Sebuah timbal balik alam
yang universal telah menunjukan, bahwa keburukan akan dibalas dengan jelek
juga. Kebaikan akan bertabur keagungan pula. Sama halnya dengan jiwa yang
datang harus dijemput dengan jiwa dan kepasrahan raga. Bukan….bukan….bukan
hanya dengan sekedar karya yang semakin membuat para belia merana dan merasa
nista dengan dunianya sendiri.
Luhur agung berbudi,
adalah ajaran para Nabi. Tak ada sedikit cela untuk berkata masa lalu mereka,
adalah keburukan dan kepalsuan yang mengajak ke alam sadar yang kelak akan
membawa jalan pantas, lurus dan agung. Aku ingin menegaskan, menulislah selagi
engkau mampu menerobos jalan itu.

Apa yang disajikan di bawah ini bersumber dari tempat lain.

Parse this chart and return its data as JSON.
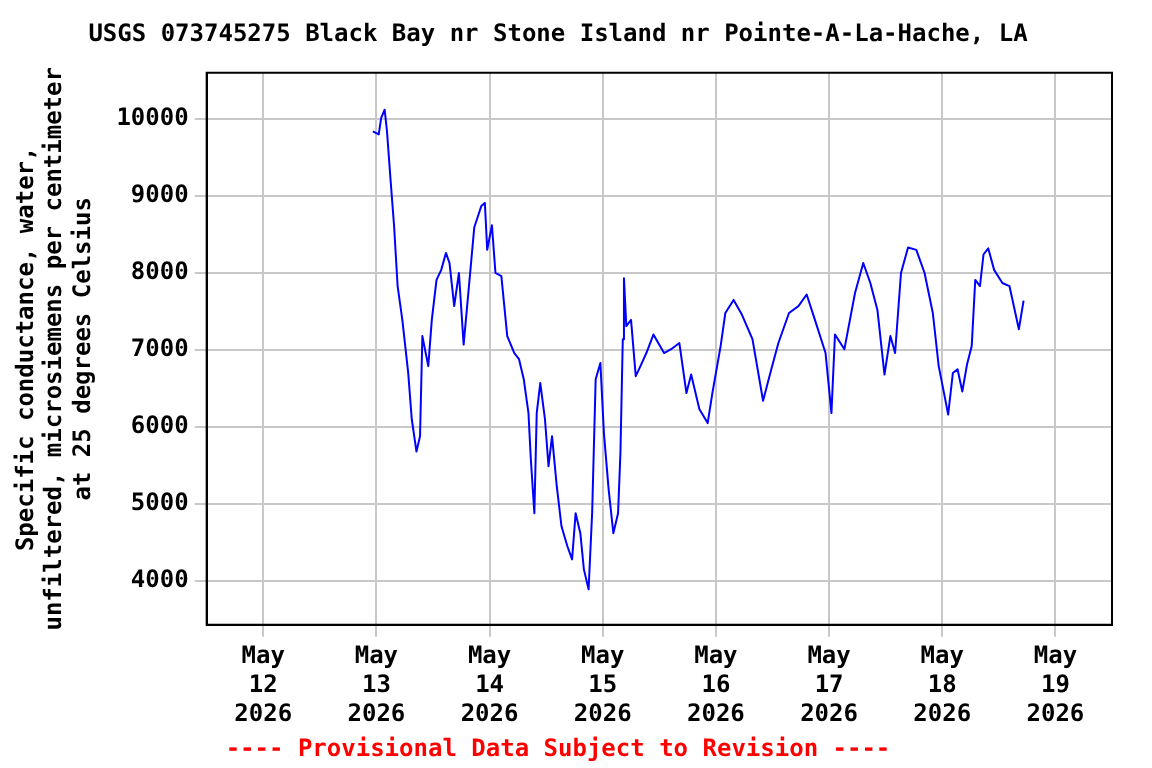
{
  "chart_data": {
    "type": "line",
    "title": "USGS 073745275 Black Bay nr Stone Island nr Pointe-A-La-Hache, LA",
    "ylabel": "Specific conductance, water,\nunfiltered, microsiemens per centimeter\nat 25 degrees Celsius",
    "annotations": [
      "---- Provisional Data Subject to Revision ----"
    ],
    "grid": true,
    "legend": false,
    "xlim": [
      "2026-05-11T12:00",
      "2026-05-19T12:00"
    ],
    "xticks": [
      {
        "value": "2026-05-12",
        "label": "May\n12\n2026"
      },
      {
        "value": "2026-05-13",
        "label": "May\n13\n2026"
      },
      {
        "value": "2026-05-14",
        "label": "May\n14\n2026"
      },
      {
        "value": "2026-05-15",
        "label": "May\n15\n2026"
      },
      {
        "value": "2026-05-16",
        "label": "May\n16\n2026"
      },
      {
        "value": "2026-05-17",
        "label": "May\n17\n2026"
      },
      {
        "value": "2026-05-18",
        "label": "May\n18\n2026"
      },
      {
        "value": "2026-05-19",
        "label": "May\n19\n2026"
      }
    ],
    "ylim": [
      3430,
      10600
    ],
    "yticks": [
      4000,
      5000,
      6000,
      7000,
      8000,
      9000,
      10000
    ],
    "x": [
      "2026-05-12T23:15",
      "2026-05-13T00:30",
      "2026-05-13T01:00",
      "2026-05-13T01:45",
      "2026-05-13T02:15",
      "2026-05-13T03:00",
      "2026-05-13T03:45",
      "2026-05-13T04:30",
      "2026-05-13T05:30",
      "2026-05-13T06:45",
      "2026-05-13T07:30",
      "2026-05-13T08:30",
      "2026-05-13T09:15",
      "2026-05-13T09:45",
      "2026-05-13T11:00",
      "2026-05-13T11:45",
      "2026-05-13T12:45",
      "2026-05-13T13:45",
      "2026-05-13T14:45",
      "2026-05-13T15:30",
      "2026-05-13T16:30",
      "2026-05-13T17:30",
      "2026-05-13T18:30",
      "2026-05-13T19:45",
      "2026-05-13T20:45",
      "2026-05-13T22:15",
      "2026-05-13T23:00",
      "2026-05-13T23:30",
      "2026-05-14T00:30",
      "2026-05-14T01:15",
      "2026-05-14T02:30",
      "2026-05-14T03:45",
      "2026-05-14T05:15",
      "2026-05-14T06:15",
      "2026-05-14T07:15",
      "2026-05-14T08:15",
      "2026-05-14T08:45",
      "2026-05-14T09:30",
      "2026-05-14T10:00",
      "2026-05-14T10:45",
      "2026-05-14T11:45",
      "2026-05-14T12:30",
      "2026-05-14T13:15",
      "2026-05-14T14:15",
      "2026-05-14T15:15",
      "2026-05-14T16:30",
      "2026-05-14T17:30",
      "2026-05-14T18:15",
      "2026-05-14T19:15",
      "2026-05-14T20:00",
      "2026-05-14T21:00",
      "2026-05-14T21:45",
      "2026-05-14T22:30",
      "2026-05-14T23:30",
      "2026-05-15T00:15",
      "2026-05-15T01:15",
      "2026-05-15T02:15",
      "2026-05-15T03:15",
      "2026-05-15T03:45",
      "2026-05-15T04:15",
      "2026-05-15T04:30",
      "2026-05-15T05:00",
      "2026-05-15T06:00",
      "2026-05-15T07:00",
      "2026-05-15T08:00",
      "2026-05-15T09:15",
      "2026-05-15T10:45",
      "2026-05-15T13:00",
      "2026-05-15T14:30",
      "2026-05-15T16:15",
      "2026-05-15T17:45",
      "2026-05-15T18:45",
      "2026-05-15T20:30",
      "2026-05-15T22:15",
      "2026-05-15T23:15",
      "2026-05-16T01:00",
      "2026-05-16T02:00",
      "2026-05-16T03:45",
      "2026-05-16T05:30",
      "2026-05-16T07:45",
      "2026-05-16T10:00",
      "2026-05-16T11:45",
      "2026-05-16T13:15",
      "2026-05-16T15:30",
      "2026-05-16T17:30",
      "2026-05-16T19:15",
      "2026-05-16T21:00",
      "2026-05-16T23:15",
      "2026-05-17T00:30",
      "2026-05-17T01:15",
      "2026-05-17T03:15",
      "2026-05-17T05:30",
      "2026-05-17T07:15",
      "2026-05-17T08:45",
      "2026-05-17T10:15",
      "2026-05-17T11:45",
      "2026-05-17T13:00",
      "2026-05-17T14:00",
      "2026-05-17T15:15",
      "2026-05-17T16:45",
      "2026-05-17T18:30",
      "2026-05-17T20:15",
      "2026-05-17T22:00",
      "2026-05-17T23:15",
      "2026-05-18T00:30",
      "2026-05-18T01:15",
      "2026-05-18T02:15",
      "2026-05-18T03:15",
      "2026-05-18T04:15",
      "2026-05-18T05:15",
      "2026-05-18T06:15",
      "2026-05-18T07:00",
      "2026-05-18T08:00",
      "2026-05-18T08:45",
      "2026-05-18T09:45",
      "2026-05-18T11:00",
      "2026-05-18T12:45",
      "2026-05-18T14:15",
      "2026-05-18T15:30",
      "2026-05-18T16:15",
      "2026-05-18T17:15"
    ],
    "series": [
      {
        "color": "#0000ff",
        "values": [
          9840,
          9800,
          10010,
          10120,
          9840,
          9210,
          8610,
          7830,
          7390,
          6700,
          6100,
          5680,
          5880,
          7180,
          6790,
          7390,
          7910,
          8040,
          8260,
          8130,
          7570,
          8000,
          7070,
          7910,
          8590,
          8870,
          8910,
          8300,
          8620,
          8000,
          7960,
          7180,
          6960,
          6880,
          6620,
          6180,
          5580,
          4880,
          6180,
          6570,
          6100,
          5490,
          5880,
          5230,
          4710,
          4450,
          4280,
          4880,
          4620,
          4150,
          3890,
          4880,
          6620,
          6830,
          5920,
          5190,
          4620,
          4880,
          5660,
          7140,
          7930,
          7310,
          7390,
          6660,
          6790,
          6960,
          7200,
          6960,
          7010,
          7090,
          6440,
          6680,
          6230,
          6050,
          6440,
          7050,
          7480,
          7650,
          7460,
          7140,
          6340,
          6750,
          7090,
          7480,
          7570,
          7720,
          7390,
          6960,
          6180,
          7200,
          7010,
          7740,
          8130,
          7870,
          7520,
          6680,
          7180,
          6960,
          8000,
          8330,
          8300,
          8000,
          7480,
          6790,
          6400,
          6160,
          6700,
          6750,
          6460,
          6810,
          7050,
          7910,
          7830,
          8240,
          8320,
          8040,
          7870,
          7830,
          7480,
          7270,
          7640
        ]
      }
    ]
  }
}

Ilalang yang bertebaran buanglah dengan
kesaktian dan kesucian jiwa agar ide berjalan dengan tulus menelisik
tulang-tulang kuat dan muda.
Jiwa-jiwa yang pasrah tak
menggadaikan karyanya untuk dibeli atau ditukar dengan nilai komersil yang
gaduhnya hanya sejenak. Ketika karya baru datang menyusul, yang lama akan
segera terlupakan. Jiwa-jiwa yang tulus membangun fondasi dari akar yang kuat
dan kokoh, bukan dengan beton yang dibeli dari toko dan itupun dibeli dengan
tawar menawar.
Sukma para belia, adalah
daun muda yang akan terus datang memanggil. Mereka adalah zaman-zaman emas yang
harganya akan mahal, kendatipun kelak banyak awan dan abu menyentuhnya. Tapi
keemasan mereka akan tetap mengilau, karena sudah terasah jiwanya dengan
kedap-kedip kata, dan sudah biasa memecahkan rumus kata para penulis yang
kadang hanya memintarkan komunitas bukan keumatan yang lebih luas.
Kemana sekarang mereka?
Siapa yang akan terlebih dahulu menyapa para belia itu? Semoga para penulis
yang memiliki jiwa terpanggil sejenak untuk bertandang hanya sekitar dalam
hitungan detik, memanggil mereka untuk diajak berbagi dan mengatakan; “engkau
akan ku wariskan peradaban menulis sekarang juga.”